Banks also sell their own gold to each other (without ever moving it, just changing the owner of it on paper) to keep prices down.
However the last year, many people wisened up and have been demanding delivery of silver and gold, causing the banks to have to put in their own stock to replace what has been delivered. As people keep demanding delivery, banks are getting their bluff called.
Of course they can always default and settle for cash as per their contract to those demanding delivery of non existing stock, but that will blow the lid off the scheme.

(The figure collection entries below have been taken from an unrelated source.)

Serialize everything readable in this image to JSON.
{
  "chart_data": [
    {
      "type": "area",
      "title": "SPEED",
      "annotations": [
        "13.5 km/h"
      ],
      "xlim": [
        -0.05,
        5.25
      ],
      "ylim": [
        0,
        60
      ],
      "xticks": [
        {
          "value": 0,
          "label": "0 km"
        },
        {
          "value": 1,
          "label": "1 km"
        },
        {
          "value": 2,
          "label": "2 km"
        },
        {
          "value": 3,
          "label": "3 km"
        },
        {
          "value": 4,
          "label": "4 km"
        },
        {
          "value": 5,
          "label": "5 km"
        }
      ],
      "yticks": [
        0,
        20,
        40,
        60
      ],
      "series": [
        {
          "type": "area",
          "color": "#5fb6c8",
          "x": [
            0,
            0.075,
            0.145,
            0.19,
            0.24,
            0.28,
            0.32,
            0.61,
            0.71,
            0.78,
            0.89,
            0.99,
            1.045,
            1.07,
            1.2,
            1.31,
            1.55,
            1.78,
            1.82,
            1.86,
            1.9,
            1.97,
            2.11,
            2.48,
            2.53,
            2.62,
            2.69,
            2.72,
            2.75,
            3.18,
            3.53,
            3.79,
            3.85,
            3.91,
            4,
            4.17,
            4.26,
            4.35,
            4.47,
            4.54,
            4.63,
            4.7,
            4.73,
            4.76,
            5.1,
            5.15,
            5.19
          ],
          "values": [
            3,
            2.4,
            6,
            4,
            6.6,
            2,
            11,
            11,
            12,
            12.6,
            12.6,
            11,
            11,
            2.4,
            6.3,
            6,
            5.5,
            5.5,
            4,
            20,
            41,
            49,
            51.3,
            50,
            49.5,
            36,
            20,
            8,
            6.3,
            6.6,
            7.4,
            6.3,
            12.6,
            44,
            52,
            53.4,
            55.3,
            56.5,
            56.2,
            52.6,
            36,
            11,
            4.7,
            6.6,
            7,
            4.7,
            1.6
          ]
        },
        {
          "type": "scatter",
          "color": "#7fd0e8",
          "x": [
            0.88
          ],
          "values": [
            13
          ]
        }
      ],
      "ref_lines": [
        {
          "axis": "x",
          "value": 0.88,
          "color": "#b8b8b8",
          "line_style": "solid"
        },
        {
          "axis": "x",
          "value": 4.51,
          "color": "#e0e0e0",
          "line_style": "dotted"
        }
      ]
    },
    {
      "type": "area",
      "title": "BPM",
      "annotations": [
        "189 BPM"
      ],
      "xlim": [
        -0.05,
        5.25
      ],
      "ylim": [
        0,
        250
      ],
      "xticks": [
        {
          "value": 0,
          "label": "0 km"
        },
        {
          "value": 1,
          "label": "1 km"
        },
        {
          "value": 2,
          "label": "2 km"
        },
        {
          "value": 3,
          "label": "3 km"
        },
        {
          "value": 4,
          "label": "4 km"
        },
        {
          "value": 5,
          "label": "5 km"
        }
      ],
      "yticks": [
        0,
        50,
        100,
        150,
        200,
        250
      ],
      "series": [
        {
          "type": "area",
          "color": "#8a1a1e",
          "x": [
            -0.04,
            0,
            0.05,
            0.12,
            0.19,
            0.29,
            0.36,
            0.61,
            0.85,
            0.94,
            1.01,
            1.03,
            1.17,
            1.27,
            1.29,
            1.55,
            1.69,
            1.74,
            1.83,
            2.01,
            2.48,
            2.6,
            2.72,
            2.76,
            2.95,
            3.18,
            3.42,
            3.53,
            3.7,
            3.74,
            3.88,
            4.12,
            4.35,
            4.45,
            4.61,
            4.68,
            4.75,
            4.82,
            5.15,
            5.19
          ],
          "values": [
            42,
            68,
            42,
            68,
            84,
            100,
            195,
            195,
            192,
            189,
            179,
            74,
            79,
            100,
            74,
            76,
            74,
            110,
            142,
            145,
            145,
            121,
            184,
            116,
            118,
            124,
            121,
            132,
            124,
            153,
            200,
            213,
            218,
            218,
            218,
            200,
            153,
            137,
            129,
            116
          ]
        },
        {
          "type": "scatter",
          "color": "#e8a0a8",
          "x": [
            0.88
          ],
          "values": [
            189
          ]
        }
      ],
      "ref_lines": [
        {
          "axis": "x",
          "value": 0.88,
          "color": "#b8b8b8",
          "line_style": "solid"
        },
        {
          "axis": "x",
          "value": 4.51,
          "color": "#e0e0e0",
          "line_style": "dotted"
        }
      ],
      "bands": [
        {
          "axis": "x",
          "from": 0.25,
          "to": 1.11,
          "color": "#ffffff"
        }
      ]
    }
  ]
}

For bullion buyers in the retail side (people buying coins, rounds, bars, etc) they aren't directly affecting the comex as the comex deals with contracts (5000oz of silver per contract) and they get supply from producers. The coin buyers are retail and its a different side of things, but the more goes to retailers, the less there is for COMEX and the British and Australian equivalents.
There were massive shortages on the retail end and the Perth Mint (Australia gov mint) was set back MONTHS and set limits on retail purchases but swore they had the supply. They resorted to buying silver from China at one point to keep up lmao.
Then they released a picture of some guy standing by some bars and used that as proof that they have plenty of silver. He became a meme.
Hey, thanks for this really useful post. You should perhaps think about making a new post or series of posts - like "Primer on Comex and their Shenanigans" or something like that. It would be massively useful for the people here.
So this is a thing? Is this reflected in their data? I see available pool and reserved pool but no unallocated pool.